Right off the back of the most affecting loss of head coach Scott Frost’s tenure, Nebraska has another stark challenge in the form of No. 20 Michigan State. 

In recent years, a once-dominant Spartans team had been cut adrift, but the team looks poised to make a comeback. After winning three games on the bounce, one a tour de force against a ranked Miami (FL) team last Saturday, Michigan State has entered the AP Top 25 once more, and looks to emerge from the packed Big Ten East.

A game against a quietly resurgent team like the Huskers may be the perfect opportunity for Michigan State to begin its march through the rest of the season, with only Big Ten play ahead of it.

Here’s some players to watch for Saturday evening’s matchup:

Kenneth Walker III, RB:

Junior running back Kenneth Walker III is Michigan State’s maestro on the field, and provides a unique challenge to Nebraska’s defensive setup.

Over 57 rushing attempts in the season thus far, Walker III is averaging 8.6 yards per carry. He has managed five touchdowns rushing, while also notching a receiving touchdown. Against Miami, he managed 6.4 average yards on 27 carries in total.
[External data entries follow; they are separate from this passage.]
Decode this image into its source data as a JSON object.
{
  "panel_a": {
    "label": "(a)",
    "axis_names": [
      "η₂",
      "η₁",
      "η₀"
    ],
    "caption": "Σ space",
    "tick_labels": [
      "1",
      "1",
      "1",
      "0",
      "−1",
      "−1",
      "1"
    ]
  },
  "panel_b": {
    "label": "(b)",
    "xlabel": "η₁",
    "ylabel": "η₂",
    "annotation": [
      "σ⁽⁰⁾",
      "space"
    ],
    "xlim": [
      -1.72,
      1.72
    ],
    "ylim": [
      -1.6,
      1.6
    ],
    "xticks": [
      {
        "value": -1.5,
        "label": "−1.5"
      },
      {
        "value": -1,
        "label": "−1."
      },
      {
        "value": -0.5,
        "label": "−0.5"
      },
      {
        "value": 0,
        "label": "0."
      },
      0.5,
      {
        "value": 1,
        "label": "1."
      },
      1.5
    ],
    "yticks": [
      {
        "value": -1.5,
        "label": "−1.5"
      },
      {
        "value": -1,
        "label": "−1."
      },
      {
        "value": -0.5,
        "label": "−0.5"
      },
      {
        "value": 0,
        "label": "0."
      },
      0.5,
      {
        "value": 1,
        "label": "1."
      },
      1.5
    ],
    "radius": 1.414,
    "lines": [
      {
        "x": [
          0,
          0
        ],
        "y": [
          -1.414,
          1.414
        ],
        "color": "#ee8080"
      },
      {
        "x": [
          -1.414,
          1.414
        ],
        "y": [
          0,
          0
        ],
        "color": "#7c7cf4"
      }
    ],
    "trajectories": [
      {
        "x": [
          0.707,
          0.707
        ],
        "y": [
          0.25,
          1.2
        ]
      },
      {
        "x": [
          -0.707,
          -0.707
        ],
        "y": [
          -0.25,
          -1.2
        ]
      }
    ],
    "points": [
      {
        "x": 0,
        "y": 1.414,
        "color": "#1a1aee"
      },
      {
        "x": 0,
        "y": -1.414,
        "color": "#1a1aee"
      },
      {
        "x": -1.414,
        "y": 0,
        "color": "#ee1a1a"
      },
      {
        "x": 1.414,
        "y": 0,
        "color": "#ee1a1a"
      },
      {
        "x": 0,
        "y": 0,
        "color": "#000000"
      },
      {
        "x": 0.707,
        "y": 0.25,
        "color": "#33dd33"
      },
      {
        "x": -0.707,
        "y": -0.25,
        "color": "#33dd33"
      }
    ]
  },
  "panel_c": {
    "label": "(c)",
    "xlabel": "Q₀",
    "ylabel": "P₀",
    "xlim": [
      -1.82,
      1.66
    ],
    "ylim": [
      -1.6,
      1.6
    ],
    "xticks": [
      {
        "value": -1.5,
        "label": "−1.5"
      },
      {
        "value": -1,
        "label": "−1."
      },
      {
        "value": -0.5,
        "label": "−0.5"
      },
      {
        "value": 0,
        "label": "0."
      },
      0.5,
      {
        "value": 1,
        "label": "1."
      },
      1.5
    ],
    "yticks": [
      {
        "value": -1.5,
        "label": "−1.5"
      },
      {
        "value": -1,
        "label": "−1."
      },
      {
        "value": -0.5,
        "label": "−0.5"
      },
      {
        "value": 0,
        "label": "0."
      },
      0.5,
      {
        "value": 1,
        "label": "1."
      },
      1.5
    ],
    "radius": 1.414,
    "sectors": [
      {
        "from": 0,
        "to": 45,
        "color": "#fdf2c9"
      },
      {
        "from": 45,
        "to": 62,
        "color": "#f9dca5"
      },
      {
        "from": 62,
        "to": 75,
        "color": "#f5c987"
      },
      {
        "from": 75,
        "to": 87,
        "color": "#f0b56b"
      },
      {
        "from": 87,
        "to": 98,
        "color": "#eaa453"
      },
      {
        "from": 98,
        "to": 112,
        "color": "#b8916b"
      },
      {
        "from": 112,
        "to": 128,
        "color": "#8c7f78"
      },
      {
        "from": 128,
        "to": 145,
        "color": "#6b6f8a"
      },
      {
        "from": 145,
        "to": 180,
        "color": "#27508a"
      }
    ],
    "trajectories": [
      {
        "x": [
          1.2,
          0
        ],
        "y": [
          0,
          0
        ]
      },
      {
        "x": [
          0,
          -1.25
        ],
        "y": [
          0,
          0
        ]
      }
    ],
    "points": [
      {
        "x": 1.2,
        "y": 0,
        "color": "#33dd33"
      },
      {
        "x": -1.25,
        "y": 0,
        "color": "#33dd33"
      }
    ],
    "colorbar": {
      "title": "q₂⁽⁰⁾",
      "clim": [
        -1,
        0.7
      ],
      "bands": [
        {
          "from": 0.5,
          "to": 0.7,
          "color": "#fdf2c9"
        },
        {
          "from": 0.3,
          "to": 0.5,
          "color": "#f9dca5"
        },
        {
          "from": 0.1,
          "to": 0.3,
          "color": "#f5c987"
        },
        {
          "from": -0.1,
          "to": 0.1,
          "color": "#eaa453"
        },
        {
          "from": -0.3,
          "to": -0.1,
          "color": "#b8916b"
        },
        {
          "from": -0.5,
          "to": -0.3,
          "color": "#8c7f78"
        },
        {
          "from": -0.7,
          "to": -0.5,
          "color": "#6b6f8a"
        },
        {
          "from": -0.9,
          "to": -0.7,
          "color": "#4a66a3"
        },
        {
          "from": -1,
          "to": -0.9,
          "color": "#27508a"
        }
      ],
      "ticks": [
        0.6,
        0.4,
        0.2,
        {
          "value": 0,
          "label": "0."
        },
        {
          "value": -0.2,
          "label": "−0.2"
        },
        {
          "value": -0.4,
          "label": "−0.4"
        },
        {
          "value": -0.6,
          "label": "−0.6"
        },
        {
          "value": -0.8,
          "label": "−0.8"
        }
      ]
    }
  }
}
The Wake Forest transfer is a superstar, and also exactly the kind of player who may be able to crack the Nebraska defense. Against Oklahoma, the Huskers thrived on a defensive scheme which prevented the team’s air raid offense from flourishing, but in response, the Sooners presented a developed run game. This proved problematic for Nebraska, with junior running back Eric Gray managing 5.6 yards per carry on 15 carries.

Nebraska defense’s strength so far this season has been primarily tactical, for one, but also rests in its secondary and linebacking crew. Comparatively, the defensive line has been serviceable and broadly mistake-free, but against the strength of Walker III, the crew faces its greatest threat.

At the same time, it won’t be the exclusive purview of the defensive line to stop Walker III. The likes of senior linebacker JoJo Domann and sophomore linebacker Luke Reimer will undoubtedly have a role to play as well. That being said, they may have their hands full.

Payton Thorne, QB:

Sophomore quarterback Payton Thorne has had a blazing start to the year. After having limited play through last year’s season, Thorne earned the starting spot for the Spartans and has thenceforth proved his mettle.

This wasn’t necessarily apparent from the start, however, as the Naperville, Illinois native hit only a single touchdown against Northwestern in the Spartans’ season opener while completing 60% of his passes.

This blip was corrected emphatically, however, against Youngstown State. Throne hit 71.4% of his passes against the Penguins and dropped four touchdowns in the process, averaging 13.3 yards per pass. This is less impressive, though, than the performance which followed it.

The week after bossing the Penguins, Thorne went on to repeat the feat against then-ranked Miami. Thorne completed 58.1% of his 31 attempts while scoring four touchdowns in the process.

Just one of either Walker III or Thorne would pose a significant challenge for the Huskers, but the two together present a rather severe scheming headache for defensive coordinator Erik Chinander. Especially because the two operate in largely separate theaters, and what may cover one look will likely not cover another.

Drew Beesley, DE:

Nebraska’s offensive line is bad.

Even ignoring the penalties and other mistakes which haunt the unit, Nebraska’s offensive line is problematic because it’s just not very good at blocking. Early on in the season, that problem was most apparent on the running end, where the Huskers’ running backs simply weren’t given room to operate. That same problem has become increasingly apparent in pass protection as well.

Junior quarterback Adrian Martinez was sacked five times against the Sooners. Now, in all fairness, Oklahoma is a great defensive team, but this obvious weakness in Nebraska’s game only became more obvious after last Saturday’s matchup.

Michigan State senior defensive end Drew Beesley had a slow start to the season. He only managed three solo tackles against Northwestern and missed the game against Youngstown State. However, he bounced back against Miami, and managed two sacks.

Beesley’s quickness as a defensive end will prove problematic against freshman left tackle Turner Corcoran, who has had mixed fortunes in his starting role so far this season. 

At the same time, much of Beesley’s success or failure may be predicated on his ability to exploit the gap between Corcoran and whoever starts at left guard, a spot that’s been near-disastrous for the Huskers so far this season.